Kasaï-Oriental : Guillaume Ngefa boucle sa mission de terrain et enclenche la riposte institutionnelle pour une justice réellement accessible
À l’aéroport de Mbujimayi, jeudi 18 février 2026, juste avant son retour à Kinshasa, le Ministre d’État, Ministre de la Justice et Garde des Sceaux, Guillaume Ngefa Atondoko Andali, a dressé le bilan d’une mission de terrain dense au Kasaï-Oriental. Une mission placée sous le sceau de la justice de proximité et de périphérie, menée en étroite collaboration avec le Gouverneur Jean-Paul Mbwebwa Kapo.

Une immersion dans les réalités locales
« Je suis venu faire une mission de terrain, une mission de proximité, pour nous permettre de nous imprégner des vraies réalités de l’administration de la justice ici, dans la province du Kasaï-Oriental », a expliqué le Ministre d’État, affirmant sa volonté d’ancrer la réforme dans l’expérience concrète du terrain.

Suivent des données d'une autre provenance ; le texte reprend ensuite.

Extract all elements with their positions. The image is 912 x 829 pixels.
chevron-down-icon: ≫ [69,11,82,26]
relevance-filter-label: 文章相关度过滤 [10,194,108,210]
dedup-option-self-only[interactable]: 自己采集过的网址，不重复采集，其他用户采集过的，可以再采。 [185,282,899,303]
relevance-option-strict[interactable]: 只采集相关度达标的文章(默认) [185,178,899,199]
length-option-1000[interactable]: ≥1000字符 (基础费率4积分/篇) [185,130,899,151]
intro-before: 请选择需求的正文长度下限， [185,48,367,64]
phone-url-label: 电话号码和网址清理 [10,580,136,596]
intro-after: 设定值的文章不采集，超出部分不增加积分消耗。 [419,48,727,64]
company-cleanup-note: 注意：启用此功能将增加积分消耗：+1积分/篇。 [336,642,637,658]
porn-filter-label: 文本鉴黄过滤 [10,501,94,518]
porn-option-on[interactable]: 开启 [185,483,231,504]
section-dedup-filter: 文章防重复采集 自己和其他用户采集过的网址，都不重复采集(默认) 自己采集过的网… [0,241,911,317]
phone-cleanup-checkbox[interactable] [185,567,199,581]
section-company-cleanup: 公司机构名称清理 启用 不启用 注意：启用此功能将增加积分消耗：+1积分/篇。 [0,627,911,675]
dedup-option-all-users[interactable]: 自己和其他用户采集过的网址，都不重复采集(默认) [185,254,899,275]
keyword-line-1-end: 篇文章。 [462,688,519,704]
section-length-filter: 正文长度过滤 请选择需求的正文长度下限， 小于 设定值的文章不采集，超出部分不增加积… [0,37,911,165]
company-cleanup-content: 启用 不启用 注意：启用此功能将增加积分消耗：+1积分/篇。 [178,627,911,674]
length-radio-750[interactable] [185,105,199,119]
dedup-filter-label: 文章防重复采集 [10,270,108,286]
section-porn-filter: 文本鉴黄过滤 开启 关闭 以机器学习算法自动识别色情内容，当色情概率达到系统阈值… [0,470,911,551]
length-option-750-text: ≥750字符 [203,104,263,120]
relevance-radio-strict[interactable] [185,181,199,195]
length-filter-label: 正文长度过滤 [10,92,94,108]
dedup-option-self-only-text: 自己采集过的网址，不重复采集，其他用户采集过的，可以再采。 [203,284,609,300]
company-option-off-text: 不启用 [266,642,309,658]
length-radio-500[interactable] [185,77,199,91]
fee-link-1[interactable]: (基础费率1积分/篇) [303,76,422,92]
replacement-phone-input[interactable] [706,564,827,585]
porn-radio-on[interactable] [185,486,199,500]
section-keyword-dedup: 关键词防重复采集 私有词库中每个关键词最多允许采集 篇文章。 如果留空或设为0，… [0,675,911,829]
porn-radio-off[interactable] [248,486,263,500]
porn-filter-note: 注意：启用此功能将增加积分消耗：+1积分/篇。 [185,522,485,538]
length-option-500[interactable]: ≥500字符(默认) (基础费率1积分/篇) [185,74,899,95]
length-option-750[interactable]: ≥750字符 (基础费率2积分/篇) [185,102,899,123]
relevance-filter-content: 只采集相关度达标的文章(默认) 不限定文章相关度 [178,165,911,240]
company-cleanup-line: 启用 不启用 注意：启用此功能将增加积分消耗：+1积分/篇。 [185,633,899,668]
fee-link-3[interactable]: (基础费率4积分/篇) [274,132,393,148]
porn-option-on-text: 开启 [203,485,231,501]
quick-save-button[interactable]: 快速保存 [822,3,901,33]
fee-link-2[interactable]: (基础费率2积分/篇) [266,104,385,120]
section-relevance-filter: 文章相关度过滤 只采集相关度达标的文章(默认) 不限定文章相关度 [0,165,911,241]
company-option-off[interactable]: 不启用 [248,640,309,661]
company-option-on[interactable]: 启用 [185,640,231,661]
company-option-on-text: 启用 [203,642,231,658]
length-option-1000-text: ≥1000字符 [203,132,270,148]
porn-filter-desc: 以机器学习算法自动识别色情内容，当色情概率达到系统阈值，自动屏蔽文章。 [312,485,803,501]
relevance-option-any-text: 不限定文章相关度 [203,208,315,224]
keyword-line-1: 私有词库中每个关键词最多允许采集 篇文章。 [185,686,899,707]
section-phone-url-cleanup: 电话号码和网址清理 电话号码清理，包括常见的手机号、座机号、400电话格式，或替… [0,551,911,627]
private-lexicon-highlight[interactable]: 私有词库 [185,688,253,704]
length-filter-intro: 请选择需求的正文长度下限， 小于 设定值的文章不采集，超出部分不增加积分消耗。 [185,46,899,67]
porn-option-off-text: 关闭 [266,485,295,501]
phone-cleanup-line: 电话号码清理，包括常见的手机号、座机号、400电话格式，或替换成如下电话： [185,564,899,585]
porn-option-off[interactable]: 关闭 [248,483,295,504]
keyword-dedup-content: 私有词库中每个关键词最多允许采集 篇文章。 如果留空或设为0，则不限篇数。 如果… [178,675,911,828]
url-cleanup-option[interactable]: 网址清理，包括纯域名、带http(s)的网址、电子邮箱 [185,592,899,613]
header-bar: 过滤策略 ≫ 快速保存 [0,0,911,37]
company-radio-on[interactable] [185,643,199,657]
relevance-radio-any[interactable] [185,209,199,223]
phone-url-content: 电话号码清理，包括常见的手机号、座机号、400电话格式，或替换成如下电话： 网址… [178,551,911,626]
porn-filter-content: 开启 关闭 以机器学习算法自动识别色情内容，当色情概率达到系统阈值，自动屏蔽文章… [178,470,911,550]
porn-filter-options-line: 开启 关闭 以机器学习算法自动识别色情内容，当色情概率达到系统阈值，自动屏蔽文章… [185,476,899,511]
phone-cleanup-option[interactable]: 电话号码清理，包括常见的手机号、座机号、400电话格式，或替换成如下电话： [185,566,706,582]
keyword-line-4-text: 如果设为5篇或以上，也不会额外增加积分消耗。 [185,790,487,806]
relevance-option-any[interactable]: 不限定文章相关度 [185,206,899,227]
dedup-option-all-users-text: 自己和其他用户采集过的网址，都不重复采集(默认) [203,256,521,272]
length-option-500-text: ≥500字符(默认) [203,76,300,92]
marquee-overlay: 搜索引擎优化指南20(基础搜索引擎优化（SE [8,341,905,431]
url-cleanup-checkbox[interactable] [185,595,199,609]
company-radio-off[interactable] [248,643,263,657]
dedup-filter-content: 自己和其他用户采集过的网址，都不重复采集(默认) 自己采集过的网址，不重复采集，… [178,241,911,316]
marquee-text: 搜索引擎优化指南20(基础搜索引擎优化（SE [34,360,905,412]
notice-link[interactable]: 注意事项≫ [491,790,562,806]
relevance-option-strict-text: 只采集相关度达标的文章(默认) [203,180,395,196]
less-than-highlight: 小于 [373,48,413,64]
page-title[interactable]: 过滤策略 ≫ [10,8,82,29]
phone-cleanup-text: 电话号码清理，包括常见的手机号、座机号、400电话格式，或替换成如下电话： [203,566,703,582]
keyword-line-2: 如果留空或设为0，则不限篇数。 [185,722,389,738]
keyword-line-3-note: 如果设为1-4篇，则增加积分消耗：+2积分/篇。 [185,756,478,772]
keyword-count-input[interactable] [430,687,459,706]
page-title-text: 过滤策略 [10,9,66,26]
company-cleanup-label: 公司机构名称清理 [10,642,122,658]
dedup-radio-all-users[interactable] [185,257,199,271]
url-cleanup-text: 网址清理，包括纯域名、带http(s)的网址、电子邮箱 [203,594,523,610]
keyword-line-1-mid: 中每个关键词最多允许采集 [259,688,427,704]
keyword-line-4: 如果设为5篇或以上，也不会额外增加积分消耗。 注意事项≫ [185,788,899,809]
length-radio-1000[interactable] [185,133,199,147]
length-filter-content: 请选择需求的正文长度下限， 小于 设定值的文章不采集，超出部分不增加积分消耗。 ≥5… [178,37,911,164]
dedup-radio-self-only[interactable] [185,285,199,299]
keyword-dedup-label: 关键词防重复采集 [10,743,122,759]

Accompagné du Gouverneur, le Ministre s’est notamment rendu dans les territoires de Kabea-Kamanga, Lupalata et Chilingue, qu’il qualifie de « cas d’école ». « Cela nous a permis de voir quelle justice tient compte des besoins de la population sur le terrain, en vue d’avoir une appropriation réelle », a-t-il souligné, insistant sur la nécessité d’une justice adaptée aux réalités rurales.

Des défis structurels identifiés sans complaisance
Le constat est lucide : insuffisance d’infrastructures, manque de magistrats effectivement en poste, problématiques foncières à l’origine de troubles à l’ordre public : les défis sont multiples.

« C’est vrai qu’il y a énormément de défis. Certains requièrent que le gouverneur ait des moyens pour adresser ces questions, notamment dans la construction des prisons et des infrastructures judiciaires, où nous avons une compétence partagée », a reconnu le Garde des Sceaux, plaidant pour un engagement conjoint du pouvoir central et provincial.

Il a également pointé la spoliation des biens de l’État, l’envahissement de l’aéroport par des occupants sans titre et la vente illégale de terrains comme des urgences à traiter.
« Nous avons dégagé certaines options, notamment la construction de nouvelles prisons et la mise à disposition des terrains pour l’Inspection générale des services pénitentiaires et judiciaires », a-t-il détaillé, annonçant des mesures correctives concrètes.

La coordination interministérielle comme levier stratégique
Au-delà du diagnostic, le Ministre d’État assume une approche systémique. « La question de l’accessibilité et de l’accès à la justice mérite une réponse coordonnée : une réponse de la justice, de l’administration, et des autres ministères concernés, y compris l’Intérieur, la Défense, les Infrastructures et l’Urbanisme », a-t-il soutenu, posant les bases d’une action transversale.
Il a annoncé la production d’un rapport à son retour à Kinshasa et l’organisation d’une mission d’évaluation dans trois mois. « Je ferai un rapport et nous enverrons une mission d’évaluation des recommandations que nous avons dégagées avec le gouverneur ; je tiendrai les Premiers Ministres et le Président de la République informés des résultats », a-t-il assuré, inscrivant cette mission dans une logique de redevabilité institutionnelle.

Un plaidoyer provincial pour une justice réellement présente
De son côté, le Gouverneur Jean-Paul Mbwebwa Kapo s’est félicité du choix porté sur sa province dans le cadre de l’itinérance ministérielle.
« Il a vu et palpé de ses propres yeux les réalités de la justice dans nos territoires ; jusque-là, il n’y a presque pas de tribunaux de paix et les magistrats nommés n’ont pas encore rejoint leurs postes », a-t-il déploré, mettant en lumière l’écart entre la norme et l’effectivité.

Reconnaissant la portée politique de la démarche, il a estimé que cette immersion permettra au Ministre d’apporter des réponses adaptées. « C’est de cette manière qu’il peut avoir la véritable face du fonctionnement de la justice dans notre pays et trouver des solutions pour y remédier », a-t-il affirmé, saluant une méthode fondée sur l’écoute et l’observation directe.

Une mission qui marque un tournant
Au terme de cette mission, un double message se dégage : la justice de proximité ne peut être un slogan, elle doit devenir une architecture opérationnelle, soutenue par des infrastructures, des ressources humaines effectives et une coordination interministérielle rigoureuse.

En quittant Mbujimayi, le Ministre d’État laisse derrière lui un agenda clair : traduire les constats en décisions exécutoires, et faire du Kasaï-Oriental un laboratoire de redressement applicable à l’ensemble du territoire national.